Tabish Khan the @LondonArtCritic picks six exhibitions to see, all where sculpture plays an integral part of each show. Each one comes with a concise review to help you decide whether it’s for you. Readers should also see last week’s selection, where four are still open to visit.
Lindsey Mendick: Hairy On The Inside @ Cooke Latham Gallery
What’s it’s like to live with Polycystic Ovary Syndrome and the excessive hair growth that’s one of the symptoms? Artist Lindsey Mendick recalls it in a deeply personal video that is cut with film footage of movies featuring werewolves. Outside in the ‘waiting room’ are toys that have developed cysts and patients as wolves in this playful and emotional show. Until 21 May.
Rebecca Manson: Dry Agonies of a Baffled Lust @ Josh Lilley Gallery
Leaves caught up in the wind are frozen in ceramic in the breathtakingly detailed sculptures by Rebecca Manson. Other leaves wrap around a rake and sunflowers sprout in an excellent exhibition to see on my first visit since the the two gallery spaces have been connected into one. Until 22 May.
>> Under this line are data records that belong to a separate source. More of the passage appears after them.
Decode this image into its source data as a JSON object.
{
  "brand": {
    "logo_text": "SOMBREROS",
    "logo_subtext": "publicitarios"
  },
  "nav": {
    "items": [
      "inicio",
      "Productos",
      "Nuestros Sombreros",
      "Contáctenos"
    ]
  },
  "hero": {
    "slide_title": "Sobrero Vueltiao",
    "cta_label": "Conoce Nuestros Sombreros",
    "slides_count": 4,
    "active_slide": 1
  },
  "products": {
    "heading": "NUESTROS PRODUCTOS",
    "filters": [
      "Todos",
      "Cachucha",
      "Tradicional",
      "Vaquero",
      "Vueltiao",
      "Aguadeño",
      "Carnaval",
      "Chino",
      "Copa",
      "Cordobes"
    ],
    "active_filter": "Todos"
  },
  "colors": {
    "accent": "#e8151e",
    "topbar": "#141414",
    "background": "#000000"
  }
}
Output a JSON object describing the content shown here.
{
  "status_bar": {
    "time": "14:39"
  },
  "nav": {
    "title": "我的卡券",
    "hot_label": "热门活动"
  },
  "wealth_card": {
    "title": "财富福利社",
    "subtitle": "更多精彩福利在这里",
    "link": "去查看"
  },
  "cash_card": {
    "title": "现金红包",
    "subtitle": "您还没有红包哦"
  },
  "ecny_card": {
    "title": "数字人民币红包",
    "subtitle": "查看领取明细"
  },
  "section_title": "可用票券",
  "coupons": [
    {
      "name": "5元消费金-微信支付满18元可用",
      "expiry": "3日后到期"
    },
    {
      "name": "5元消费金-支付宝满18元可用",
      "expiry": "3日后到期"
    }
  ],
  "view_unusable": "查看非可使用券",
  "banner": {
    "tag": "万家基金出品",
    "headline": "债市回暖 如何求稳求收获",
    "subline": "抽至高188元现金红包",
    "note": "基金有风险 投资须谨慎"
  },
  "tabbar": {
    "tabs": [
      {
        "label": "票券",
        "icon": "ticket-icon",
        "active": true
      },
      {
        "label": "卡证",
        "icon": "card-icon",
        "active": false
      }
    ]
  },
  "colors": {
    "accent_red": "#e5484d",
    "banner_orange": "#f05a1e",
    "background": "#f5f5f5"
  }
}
Ugo Rondinone: A Sky, a sea, distant mountains, horses, spring @ Sadie Coles, Kingly Street
You’ve seen a horse in a landscape, but have you ever seen a landscape in a horse? That’s the idea behind the Ugo Rondinone exhibition at Sadie Coles. These aren’t actually half-filled with liquid as they initially appear, but made from two shades of blue glass. It creates the illusion of the sea meeting the sky in a playful take on traditional seascapes. Until 22 May.
Model|Maquette: scale, illusion and space @ Cello Factory
Pulling together artists who all use models and maquettes in their work, this group show includes works ranging from a small scale model of a festival to Suzanne Moxhay’s painterly abandoned buildings. Standing tall over the gallery is Juliette Losq’s impressive walk in large scale detailed drawing. Until 23 May.
Alison Wilding: Mesmer, Again @ Karsten Schubert
With the light from the windows glinting off its reflective surfaces and its angles making it appear as if it has folded itself to fit into the room, the centrepiece work in this show feels at home in this gallery that evokes a more domestic setting than in the traditional white cube. Until 20 May
Hugo Farmer: The Thirteenth Stroke @ Hoxton Gallery
Creepy statues with megaphones for their heads take centre stage in this exhibition about protest. One lights a match, for a candle or for a Molotov cocktail? While another holds up a baseball bat wrapped in barbed wire that twists into a heart. This exhibition brings together the power, importance and destructive elements of protest. Until 16 May.